NEW MEDIA AND PARENTAL MEDIATION: ASSESSING AWKA URBAN PARENTS’ AWARENESS AND ATTITUDE TO ADOLESCENTS USE OF FACEBOOK
Abstract
Research has shown that Facebook with its distinct qualities has got the potential to attract young people, especially, adolescents. The rate at which these young people surf, navigate and/or explore social media platforms is so alarming and therefore increasingly bothersome. However, more worrisome is the fact that these young children take advantage of the gateless nature of the social media to go through different unholy sites, consequently exposing themselves to grossly harmful explicit sexual contents. However, in the face of these challenges, it becomes even a greater source of worry that parents of these children, who supposedly should constitute a sort of gate keeping process in other to control how and what their adolescent children do with the social media appear to lack the parental mediating skills to do this. This research work therefore investigated the level of parental mediation towards their children’s use of Facebook. The study made use of the survey research design. Using Taro Yamane sample determining approach, the study arrived at a sample size of 400. The study was anchored on Knowledge Attitude and Practice and Parental Mediation Theories. Findings demonstrate that Parents in Awka Urban have enough knowledge of the different strategies that are used to control or interpret media contents. Although they are aware of parental mediation strategies in controlling their children’s Facebook usage, their awareness did not translate to considerable practice of such strategies. Parents were also found to be aware of their children’s ownership and use of Facebook, but do not really know what they consume online.
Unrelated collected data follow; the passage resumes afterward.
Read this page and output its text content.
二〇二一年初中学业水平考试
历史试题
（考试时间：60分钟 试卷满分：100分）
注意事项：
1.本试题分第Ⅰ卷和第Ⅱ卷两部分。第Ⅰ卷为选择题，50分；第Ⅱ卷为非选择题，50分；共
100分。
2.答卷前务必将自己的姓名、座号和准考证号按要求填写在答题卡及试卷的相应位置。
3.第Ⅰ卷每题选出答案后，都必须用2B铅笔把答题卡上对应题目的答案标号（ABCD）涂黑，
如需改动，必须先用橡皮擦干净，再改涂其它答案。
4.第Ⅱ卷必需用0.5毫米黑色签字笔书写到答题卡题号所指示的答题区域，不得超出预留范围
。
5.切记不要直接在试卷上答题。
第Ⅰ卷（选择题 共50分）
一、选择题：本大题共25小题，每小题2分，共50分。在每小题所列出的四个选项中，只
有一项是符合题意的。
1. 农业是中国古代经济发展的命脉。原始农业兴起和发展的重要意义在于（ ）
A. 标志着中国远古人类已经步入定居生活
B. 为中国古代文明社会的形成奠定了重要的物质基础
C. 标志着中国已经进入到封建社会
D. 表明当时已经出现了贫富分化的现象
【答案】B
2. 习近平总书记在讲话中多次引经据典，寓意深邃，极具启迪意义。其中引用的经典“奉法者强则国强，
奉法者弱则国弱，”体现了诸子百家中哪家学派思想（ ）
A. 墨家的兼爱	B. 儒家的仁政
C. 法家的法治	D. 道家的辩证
Against the foregoing therefore, the study concludes that the use of social media among adolescents has remained unprecedented and that this development to some extent seems to leave these children vulnerable to dangers that are associated with unrestrained social media use. The researchers consequently recommend that in line with the standard of mediating the usage of technology among children around the globe, parents, especially in the developing countries; Nigeria in particular should not only learn but apply the use of monitoring apps as an aid in checking their children’s social media use. This is because these apps will help them check and closely scrutinize the media contents that their children consume online and find a way to control it.